The design of the college was open to competition, and the winning design was by Philip Cox and Ian McKay. The surrounding landscape was a major source of inspiration for their plans: College buildings were designed to fit into the hill-top, to become a part of the landscape with a chapel as the centrepiece. The college design won the Sulman and Blacket Awards for Architecture in 1965.

==Field Days==

In May 1984 the first Tocal Field Day was held.

==Landscape==

There is a variety of landscapes at Tocal: a lagoon, a mix of heavily timbered country, native/naturalised pasture, improved pasture, degraded improved pasture and European-style landscaping.

The large lagoon was one of the attractions of this area for both Aboriginal people and European settlers, providing a permanent source of fresh water for people and animals. Tocal's proximity to the river was also a factor in Europeans settlement as the river was a major transport route for 100 years.

With European settlement, much of the land was cleared of natural timbers and shrubs for building materials and to allow for crops and grazing. Recently, rainforest and wetlands areas have been reintroduced, interspersed with small areas of agricultural land. In contrast, around the lagoon are poplars and willows and other introduced species are on the homestead's hill.

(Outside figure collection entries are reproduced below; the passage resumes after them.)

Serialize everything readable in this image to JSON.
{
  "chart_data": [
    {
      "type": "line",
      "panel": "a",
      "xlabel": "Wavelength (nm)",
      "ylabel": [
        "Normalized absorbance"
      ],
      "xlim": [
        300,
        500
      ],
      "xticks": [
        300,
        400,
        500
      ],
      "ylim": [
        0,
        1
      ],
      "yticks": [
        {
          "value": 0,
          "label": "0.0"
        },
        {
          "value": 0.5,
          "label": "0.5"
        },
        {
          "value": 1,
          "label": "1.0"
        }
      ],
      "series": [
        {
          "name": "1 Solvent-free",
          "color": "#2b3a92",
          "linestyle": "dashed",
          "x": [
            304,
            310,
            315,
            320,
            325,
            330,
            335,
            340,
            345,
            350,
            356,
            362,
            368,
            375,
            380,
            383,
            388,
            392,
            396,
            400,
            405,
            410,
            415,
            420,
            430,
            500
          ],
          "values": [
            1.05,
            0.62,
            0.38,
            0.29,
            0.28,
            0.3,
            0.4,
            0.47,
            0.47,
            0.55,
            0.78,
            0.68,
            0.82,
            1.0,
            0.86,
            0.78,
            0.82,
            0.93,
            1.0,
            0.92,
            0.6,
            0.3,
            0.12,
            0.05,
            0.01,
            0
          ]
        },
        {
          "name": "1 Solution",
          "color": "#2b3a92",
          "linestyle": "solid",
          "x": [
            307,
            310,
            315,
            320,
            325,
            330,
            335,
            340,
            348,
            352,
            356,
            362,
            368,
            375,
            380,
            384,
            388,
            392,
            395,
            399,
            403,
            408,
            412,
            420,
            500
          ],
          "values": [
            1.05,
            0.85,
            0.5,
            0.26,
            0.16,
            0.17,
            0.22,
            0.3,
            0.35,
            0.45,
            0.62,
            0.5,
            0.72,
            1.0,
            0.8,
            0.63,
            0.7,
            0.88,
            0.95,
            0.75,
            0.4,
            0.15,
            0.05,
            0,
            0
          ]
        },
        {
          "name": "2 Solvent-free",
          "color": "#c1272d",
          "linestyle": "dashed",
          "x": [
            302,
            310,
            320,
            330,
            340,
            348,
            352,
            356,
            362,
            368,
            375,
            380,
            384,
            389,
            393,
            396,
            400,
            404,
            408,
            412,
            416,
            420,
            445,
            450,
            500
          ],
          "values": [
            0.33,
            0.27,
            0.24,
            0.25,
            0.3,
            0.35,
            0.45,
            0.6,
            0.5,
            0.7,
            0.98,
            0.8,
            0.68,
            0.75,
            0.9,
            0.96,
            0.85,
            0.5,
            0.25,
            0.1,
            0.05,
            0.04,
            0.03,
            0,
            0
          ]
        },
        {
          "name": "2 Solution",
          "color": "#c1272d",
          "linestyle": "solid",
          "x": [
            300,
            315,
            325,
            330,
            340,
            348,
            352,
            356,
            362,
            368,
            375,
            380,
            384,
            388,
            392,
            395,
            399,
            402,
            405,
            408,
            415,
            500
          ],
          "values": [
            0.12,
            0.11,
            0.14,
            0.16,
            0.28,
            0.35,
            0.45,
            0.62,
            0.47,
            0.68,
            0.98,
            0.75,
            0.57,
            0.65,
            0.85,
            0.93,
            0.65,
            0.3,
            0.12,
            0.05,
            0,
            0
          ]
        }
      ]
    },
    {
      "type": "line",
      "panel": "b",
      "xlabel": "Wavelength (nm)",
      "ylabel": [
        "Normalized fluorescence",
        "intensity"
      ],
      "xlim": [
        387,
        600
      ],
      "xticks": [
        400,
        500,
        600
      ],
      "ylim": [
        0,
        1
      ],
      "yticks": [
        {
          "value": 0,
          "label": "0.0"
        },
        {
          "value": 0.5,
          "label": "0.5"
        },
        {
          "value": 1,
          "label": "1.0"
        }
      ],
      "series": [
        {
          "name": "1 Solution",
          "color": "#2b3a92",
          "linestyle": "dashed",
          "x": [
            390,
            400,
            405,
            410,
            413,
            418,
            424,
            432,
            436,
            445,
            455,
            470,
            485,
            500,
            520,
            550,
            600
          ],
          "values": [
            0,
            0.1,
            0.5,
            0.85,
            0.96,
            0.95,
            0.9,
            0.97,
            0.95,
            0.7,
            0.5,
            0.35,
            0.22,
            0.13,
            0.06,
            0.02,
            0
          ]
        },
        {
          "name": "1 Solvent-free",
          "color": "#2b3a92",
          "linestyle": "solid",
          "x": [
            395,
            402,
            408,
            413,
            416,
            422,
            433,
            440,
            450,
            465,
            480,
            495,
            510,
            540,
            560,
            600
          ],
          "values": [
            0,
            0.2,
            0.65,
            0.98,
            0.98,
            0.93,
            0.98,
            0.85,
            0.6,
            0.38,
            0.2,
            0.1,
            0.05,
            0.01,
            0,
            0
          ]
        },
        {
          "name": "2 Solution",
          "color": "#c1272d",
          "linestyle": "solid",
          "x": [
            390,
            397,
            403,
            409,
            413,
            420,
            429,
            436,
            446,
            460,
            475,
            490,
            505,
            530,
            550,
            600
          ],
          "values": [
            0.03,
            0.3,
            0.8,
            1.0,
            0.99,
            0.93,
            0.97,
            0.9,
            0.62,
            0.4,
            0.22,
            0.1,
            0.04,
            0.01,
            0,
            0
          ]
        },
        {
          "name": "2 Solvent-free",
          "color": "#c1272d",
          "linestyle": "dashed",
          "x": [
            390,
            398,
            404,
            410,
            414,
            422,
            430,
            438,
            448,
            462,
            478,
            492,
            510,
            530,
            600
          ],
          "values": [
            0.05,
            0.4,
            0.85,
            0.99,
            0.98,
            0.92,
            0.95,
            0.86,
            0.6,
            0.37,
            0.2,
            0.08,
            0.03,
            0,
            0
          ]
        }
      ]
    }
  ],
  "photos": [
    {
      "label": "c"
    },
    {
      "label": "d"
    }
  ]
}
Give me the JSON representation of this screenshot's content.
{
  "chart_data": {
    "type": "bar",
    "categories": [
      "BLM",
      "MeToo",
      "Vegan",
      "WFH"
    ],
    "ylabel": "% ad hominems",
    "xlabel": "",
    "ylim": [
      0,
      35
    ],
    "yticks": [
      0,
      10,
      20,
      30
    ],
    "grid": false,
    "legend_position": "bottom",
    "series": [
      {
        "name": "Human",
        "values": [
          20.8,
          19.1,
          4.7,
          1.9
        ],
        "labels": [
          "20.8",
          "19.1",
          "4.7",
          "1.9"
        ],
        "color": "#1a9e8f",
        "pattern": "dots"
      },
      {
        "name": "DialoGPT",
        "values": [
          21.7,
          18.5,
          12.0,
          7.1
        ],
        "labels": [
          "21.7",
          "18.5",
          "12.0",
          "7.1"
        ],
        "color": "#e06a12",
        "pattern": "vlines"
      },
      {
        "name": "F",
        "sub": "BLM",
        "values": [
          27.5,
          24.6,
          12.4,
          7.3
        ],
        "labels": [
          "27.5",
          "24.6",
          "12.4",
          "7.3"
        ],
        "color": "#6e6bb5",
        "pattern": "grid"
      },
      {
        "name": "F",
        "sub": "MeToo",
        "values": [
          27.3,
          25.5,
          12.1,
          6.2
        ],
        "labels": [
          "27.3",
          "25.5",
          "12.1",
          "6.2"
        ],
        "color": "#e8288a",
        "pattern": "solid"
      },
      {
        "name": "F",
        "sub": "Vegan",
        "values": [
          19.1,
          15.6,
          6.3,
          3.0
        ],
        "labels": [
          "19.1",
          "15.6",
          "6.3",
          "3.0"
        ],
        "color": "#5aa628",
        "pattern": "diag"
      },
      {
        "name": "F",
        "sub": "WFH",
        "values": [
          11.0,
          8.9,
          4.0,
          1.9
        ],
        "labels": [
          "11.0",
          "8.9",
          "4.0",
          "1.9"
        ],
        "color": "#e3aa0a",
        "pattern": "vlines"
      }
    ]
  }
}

The area around the homestead and College consists of open grassland with scattered trees. More native species, including tall spotted gums, are being planted but the area will remain grazing land. Rainforest restoration has commenced along Webber's Creek where remnant cedar and riparian vegetation remains.

The lagoon and wetlands are very changeable, for Tocal is subject to regular flooding. Whilst floods can inconvenience farm operations, the sediment left behind as the floodwaters recede has been vital to the fertility of these flats.